Forge Nano has announced plans to go public through a $1.6 billion SPAC merger with Archimedes Tech SPAC Partners II.  The transaction is expected to generate up to $342 million in gross proceeds.

Now, while the mechanics are familiar, what’s different is the timing and the part of the market Forge Nano occupies.

To be sure, this is not a chip designer. Forge Nano actually builds semiconductor equipment and advanced materials used in the manufacturing process.

As demand for AI infrastructure continues to scale, the constraint is shifting from design to production. That includes the tools, materials, and processes required to manufacture chips at volume.

That shift is where Forge Nano is positioned.

AI has changed the equation

The broader SPAC market remains weak compared to its 2021 peak.
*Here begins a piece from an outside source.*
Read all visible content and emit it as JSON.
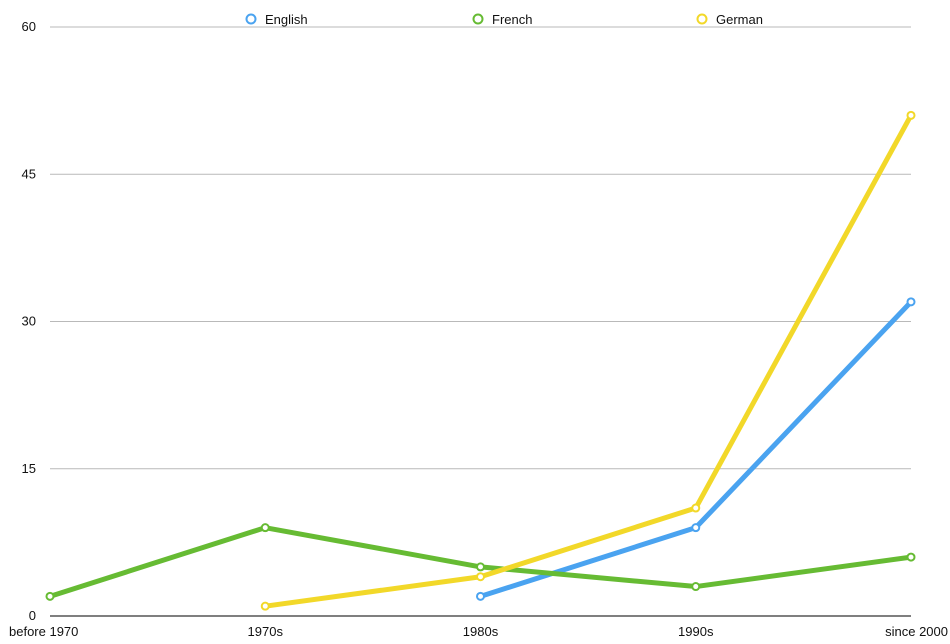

Investor appetite is still selective, and regulatory scrutiny has not eased. But AI has changed the equation. Capital is flowing into areas tied directly to compute growth, including the supply chain that supports it. This deal fits into that category.

Now, Forge Nano is not an early-stage concept. It’s actually backed by strategic investors, including Volkswagen (OTCBB: VWAGY), GM Ventures, and LG Technology Ventures, and has received a $100 million grant from the U.S. Department of Energy.
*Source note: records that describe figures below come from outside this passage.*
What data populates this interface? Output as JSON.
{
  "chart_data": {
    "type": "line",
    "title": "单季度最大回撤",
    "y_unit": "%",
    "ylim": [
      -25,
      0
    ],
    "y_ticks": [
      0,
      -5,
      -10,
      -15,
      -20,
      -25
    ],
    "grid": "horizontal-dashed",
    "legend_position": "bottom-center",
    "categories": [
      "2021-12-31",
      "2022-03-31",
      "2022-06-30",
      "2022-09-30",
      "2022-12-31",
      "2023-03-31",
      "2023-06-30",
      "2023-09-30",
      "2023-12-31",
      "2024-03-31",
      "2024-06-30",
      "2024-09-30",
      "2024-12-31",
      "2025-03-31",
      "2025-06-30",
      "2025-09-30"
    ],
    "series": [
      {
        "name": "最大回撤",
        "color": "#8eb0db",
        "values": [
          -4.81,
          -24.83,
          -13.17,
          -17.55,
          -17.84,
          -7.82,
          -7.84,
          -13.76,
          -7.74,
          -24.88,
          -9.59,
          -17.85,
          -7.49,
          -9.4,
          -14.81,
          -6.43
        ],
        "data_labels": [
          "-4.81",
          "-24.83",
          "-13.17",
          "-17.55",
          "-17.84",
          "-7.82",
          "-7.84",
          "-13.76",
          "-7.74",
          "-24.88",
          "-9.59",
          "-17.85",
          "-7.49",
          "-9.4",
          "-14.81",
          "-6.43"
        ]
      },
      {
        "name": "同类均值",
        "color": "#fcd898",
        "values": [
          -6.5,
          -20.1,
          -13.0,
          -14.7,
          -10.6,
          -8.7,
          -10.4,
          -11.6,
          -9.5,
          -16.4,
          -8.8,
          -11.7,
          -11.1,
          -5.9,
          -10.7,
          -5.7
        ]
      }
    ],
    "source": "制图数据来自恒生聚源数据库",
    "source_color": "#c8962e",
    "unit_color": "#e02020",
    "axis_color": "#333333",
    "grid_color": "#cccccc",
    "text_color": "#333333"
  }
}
That combination of private capital and federal support reflects a broader push to strengthen domestic manufacturing capabilities, particularly in sectors tied to advanced computing and energy.

Becoming relevant

As demand for compute increases, the bottleneck becomes production capacity. That includes the ability to manufacture chips efficiently and at scale. Companies that operate within that layer of the supply chain are becoming more relevant, not less.

Forge Nano is positioning itself in that part of the market.

The public listing provides access to capital to expand its footprint as demand for semiconductor manufacturing capacity continues to rise.

Proceeds from this transaction are intended to fund the expansion of U.S.-based manufacturing capacity, increase production of semiconductor tools, and support growth in adjacent segments, including lithium-ion batteries. The company is also targeting applications in data centers, pharmaceuticals, and quantum computing: areas where materials performance and process efficiency are becoming more important as systems scale.

The combined entity is set to trade on Nasdaq under the ticker “NANO” in the second half of 2026.